Transparency’s the new accountability. Or at least it should be.
Many of us argue that we can make all the changes to our health care delivery system we want, but the real revolution begins at home – on the individual level – when we start taking more responsibility for our own health care.
But the overlooked flip side of that equation is real cost transparency. You’ve heard it before but it bears repeating almost as much as my soapbox missives on obesity: You can’t ask employees to be better health care consumers if they don’t know the prices.
I bring this up in light of a new investigative report in the Los Angeles Times that ran just this past holiday weekend.
Who knew the big metro dailies were even still doing that sort of thing?
The story, “Healthcare’s high cost: Many hospitals, doctors offer cash discount for medical bills” can be summed up best in the following graph:
“The difference in price can be stunning. Los Alamitos Medical Center, for instance, lists a CT scan of the abdomen on a state website for $4,423. Blue Shield says its negotiated rate at the hospital is about $2,400.
When The Times called for a cash price, the hospital said it was $250.”
And this wasn’t some isolated incident. The paper, by their own account, called seven other Southern California-area hospitals and got similar quotes, with cash always emerging king.
Talk about the best argument ever for consumer-driven health care…

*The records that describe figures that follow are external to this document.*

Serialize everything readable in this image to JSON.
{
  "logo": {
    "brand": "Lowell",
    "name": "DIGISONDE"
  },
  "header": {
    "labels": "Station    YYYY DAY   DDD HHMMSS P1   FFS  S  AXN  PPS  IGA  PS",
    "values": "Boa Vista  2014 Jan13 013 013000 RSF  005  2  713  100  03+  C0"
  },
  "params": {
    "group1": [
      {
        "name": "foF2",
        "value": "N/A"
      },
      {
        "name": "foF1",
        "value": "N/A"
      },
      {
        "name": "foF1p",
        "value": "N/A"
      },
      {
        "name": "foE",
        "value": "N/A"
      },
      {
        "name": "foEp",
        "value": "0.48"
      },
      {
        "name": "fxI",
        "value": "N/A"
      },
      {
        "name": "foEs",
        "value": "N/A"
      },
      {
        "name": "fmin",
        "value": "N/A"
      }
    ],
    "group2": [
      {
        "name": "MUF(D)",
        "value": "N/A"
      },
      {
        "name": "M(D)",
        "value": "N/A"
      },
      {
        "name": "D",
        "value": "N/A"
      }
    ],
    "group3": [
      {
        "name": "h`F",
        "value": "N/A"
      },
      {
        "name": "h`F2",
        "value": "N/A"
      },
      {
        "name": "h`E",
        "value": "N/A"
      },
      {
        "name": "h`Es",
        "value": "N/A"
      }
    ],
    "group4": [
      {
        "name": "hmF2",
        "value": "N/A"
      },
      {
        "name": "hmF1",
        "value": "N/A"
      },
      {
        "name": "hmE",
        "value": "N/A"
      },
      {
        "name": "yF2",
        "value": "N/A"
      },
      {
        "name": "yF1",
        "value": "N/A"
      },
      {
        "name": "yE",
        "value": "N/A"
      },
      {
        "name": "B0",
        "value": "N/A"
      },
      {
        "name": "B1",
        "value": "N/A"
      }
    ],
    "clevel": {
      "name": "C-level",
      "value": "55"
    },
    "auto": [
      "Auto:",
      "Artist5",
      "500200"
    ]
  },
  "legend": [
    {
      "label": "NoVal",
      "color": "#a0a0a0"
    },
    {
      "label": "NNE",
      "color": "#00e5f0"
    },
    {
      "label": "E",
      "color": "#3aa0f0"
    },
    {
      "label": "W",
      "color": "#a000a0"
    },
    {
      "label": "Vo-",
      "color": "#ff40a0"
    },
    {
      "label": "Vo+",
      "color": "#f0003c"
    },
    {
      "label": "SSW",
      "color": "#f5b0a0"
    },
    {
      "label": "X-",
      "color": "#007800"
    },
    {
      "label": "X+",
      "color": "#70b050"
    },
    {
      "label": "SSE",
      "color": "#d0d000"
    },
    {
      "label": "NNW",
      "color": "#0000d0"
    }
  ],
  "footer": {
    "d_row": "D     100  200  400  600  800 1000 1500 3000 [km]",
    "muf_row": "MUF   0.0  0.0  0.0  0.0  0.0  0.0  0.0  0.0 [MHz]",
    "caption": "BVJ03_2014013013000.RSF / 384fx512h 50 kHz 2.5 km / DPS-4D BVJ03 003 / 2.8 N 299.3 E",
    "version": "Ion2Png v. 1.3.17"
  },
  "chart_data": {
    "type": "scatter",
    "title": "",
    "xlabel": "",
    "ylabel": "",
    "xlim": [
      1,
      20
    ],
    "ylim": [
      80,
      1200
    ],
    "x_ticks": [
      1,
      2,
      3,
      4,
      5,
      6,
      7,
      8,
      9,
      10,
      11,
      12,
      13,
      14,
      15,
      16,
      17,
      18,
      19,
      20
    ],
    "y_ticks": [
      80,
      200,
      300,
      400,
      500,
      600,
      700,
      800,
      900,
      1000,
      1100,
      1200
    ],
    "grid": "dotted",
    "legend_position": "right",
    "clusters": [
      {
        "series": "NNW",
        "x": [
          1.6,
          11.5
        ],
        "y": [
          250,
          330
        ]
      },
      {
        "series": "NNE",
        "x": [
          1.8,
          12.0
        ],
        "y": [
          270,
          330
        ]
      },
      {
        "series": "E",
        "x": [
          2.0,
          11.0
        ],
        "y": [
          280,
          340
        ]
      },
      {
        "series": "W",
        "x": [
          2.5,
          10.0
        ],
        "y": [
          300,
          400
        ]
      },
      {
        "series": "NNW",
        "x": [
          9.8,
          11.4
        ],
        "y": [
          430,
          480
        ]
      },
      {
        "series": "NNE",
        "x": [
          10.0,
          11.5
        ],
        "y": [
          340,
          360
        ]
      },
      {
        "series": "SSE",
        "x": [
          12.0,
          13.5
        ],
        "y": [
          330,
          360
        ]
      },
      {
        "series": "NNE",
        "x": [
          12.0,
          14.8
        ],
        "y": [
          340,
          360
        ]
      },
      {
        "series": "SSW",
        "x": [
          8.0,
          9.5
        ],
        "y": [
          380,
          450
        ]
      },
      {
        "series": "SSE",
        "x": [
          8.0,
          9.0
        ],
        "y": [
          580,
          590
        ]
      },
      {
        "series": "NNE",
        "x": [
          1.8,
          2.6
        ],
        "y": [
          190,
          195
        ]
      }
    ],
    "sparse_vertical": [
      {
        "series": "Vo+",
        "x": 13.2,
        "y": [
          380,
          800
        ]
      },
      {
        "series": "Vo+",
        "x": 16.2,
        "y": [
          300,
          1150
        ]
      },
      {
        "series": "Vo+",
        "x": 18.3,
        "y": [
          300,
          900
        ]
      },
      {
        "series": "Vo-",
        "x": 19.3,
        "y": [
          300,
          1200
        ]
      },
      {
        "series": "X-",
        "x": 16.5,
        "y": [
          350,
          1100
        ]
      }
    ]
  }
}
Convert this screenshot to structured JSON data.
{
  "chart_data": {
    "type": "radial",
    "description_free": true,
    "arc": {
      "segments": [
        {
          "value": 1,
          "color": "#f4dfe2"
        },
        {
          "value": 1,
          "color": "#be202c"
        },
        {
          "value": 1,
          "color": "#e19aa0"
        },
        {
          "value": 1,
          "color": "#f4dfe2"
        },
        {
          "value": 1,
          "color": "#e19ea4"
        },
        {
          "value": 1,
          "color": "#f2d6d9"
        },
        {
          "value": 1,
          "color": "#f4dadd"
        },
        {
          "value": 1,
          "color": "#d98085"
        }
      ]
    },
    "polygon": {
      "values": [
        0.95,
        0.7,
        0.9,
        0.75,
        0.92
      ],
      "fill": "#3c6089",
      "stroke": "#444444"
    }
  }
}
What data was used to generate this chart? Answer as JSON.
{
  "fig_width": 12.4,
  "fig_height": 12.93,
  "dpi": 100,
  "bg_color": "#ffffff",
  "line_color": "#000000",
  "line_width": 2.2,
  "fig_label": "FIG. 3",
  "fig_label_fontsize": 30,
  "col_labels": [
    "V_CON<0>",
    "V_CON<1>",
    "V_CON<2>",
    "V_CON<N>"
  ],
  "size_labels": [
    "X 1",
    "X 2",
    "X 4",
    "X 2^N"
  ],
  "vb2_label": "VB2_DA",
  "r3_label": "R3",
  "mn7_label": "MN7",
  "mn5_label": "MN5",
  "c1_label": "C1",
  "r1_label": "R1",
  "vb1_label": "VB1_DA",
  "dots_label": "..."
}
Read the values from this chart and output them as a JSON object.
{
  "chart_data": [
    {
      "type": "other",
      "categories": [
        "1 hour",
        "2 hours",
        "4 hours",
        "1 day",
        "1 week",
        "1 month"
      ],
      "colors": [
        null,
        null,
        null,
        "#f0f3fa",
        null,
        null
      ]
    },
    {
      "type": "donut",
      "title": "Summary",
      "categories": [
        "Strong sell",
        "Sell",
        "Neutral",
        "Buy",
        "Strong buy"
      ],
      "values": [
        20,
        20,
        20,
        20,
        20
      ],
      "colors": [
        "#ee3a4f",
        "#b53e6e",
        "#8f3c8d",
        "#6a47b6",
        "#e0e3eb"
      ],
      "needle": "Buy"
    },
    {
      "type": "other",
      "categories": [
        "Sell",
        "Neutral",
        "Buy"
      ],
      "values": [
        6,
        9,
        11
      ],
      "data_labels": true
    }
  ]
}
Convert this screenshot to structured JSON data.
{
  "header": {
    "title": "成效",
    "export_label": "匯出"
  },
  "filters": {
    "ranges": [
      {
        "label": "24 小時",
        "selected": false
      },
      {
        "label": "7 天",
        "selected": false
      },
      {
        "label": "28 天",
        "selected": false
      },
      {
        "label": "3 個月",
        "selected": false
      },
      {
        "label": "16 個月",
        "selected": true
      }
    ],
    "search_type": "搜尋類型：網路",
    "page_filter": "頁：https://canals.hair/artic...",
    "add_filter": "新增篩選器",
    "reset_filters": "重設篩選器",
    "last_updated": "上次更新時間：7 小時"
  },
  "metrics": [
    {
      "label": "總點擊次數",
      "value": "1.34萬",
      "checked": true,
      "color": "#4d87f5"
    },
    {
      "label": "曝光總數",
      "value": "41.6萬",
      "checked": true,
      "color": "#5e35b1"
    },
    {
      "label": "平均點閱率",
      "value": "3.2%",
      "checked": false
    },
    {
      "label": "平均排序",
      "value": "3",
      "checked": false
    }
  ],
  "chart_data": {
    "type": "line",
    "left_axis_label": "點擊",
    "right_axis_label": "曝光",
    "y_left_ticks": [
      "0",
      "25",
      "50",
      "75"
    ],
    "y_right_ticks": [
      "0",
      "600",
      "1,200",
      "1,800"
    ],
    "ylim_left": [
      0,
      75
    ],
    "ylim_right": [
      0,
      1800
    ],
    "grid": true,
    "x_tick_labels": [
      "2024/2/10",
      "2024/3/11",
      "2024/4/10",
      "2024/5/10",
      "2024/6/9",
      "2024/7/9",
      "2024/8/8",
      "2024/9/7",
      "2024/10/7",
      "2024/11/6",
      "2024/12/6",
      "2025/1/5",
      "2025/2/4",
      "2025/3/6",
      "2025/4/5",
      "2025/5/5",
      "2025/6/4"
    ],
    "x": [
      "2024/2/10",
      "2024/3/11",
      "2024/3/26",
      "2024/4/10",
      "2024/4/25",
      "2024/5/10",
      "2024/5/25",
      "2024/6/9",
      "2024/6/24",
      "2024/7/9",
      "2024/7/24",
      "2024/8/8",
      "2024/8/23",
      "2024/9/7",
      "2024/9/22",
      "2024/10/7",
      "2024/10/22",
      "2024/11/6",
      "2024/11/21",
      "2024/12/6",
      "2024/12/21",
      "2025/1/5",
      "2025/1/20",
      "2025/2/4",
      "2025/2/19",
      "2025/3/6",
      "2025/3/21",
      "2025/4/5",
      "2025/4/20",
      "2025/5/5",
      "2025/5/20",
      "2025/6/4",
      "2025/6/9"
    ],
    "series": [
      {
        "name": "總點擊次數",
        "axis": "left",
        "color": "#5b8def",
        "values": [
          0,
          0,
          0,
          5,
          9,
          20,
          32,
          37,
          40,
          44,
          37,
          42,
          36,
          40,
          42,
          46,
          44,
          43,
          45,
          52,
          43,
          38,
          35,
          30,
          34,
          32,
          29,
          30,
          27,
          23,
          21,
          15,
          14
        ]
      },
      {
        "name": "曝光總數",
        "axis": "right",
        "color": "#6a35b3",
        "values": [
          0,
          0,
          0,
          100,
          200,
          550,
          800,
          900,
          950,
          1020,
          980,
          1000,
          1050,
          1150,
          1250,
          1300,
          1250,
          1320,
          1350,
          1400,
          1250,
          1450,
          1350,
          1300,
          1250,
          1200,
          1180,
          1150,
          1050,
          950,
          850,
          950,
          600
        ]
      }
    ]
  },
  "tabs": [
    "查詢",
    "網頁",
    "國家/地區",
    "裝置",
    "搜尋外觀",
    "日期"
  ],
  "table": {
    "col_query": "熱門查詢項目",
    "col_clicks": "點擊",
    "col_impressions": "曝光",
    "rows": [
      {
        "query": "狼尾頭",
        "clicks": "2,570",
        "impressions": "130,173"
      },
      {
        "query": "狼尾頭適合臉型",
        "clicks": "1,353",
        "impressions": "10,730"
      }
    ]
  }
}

And, of course, this reminder breaks on the heels of a new study from the Health Care Cost Institute that reveals the price of employer-based health insurance has shot up twice the rate of inflation since the Great Recession – despite a decline in utilization. And this is based on the insurance companies’ own claims data.
What the hell happened to supply and demand?
So it’s with this in mind that while I agree with Pete Du Pont in this weekend’s Wall Street Journal about the specter of another Obama Administration, I think his premise regarding health reform remains flawed.
“The most significant policy change during President Obama’s first term was his health-care ‘reform,’ the movement of 17 [percent] of our economy from the marketplace of ideas and physician-patient decision-making to control and management by the federal government,” he writes.
I’m just not sure it’s been in the hands of physicians and their patients for a very long time.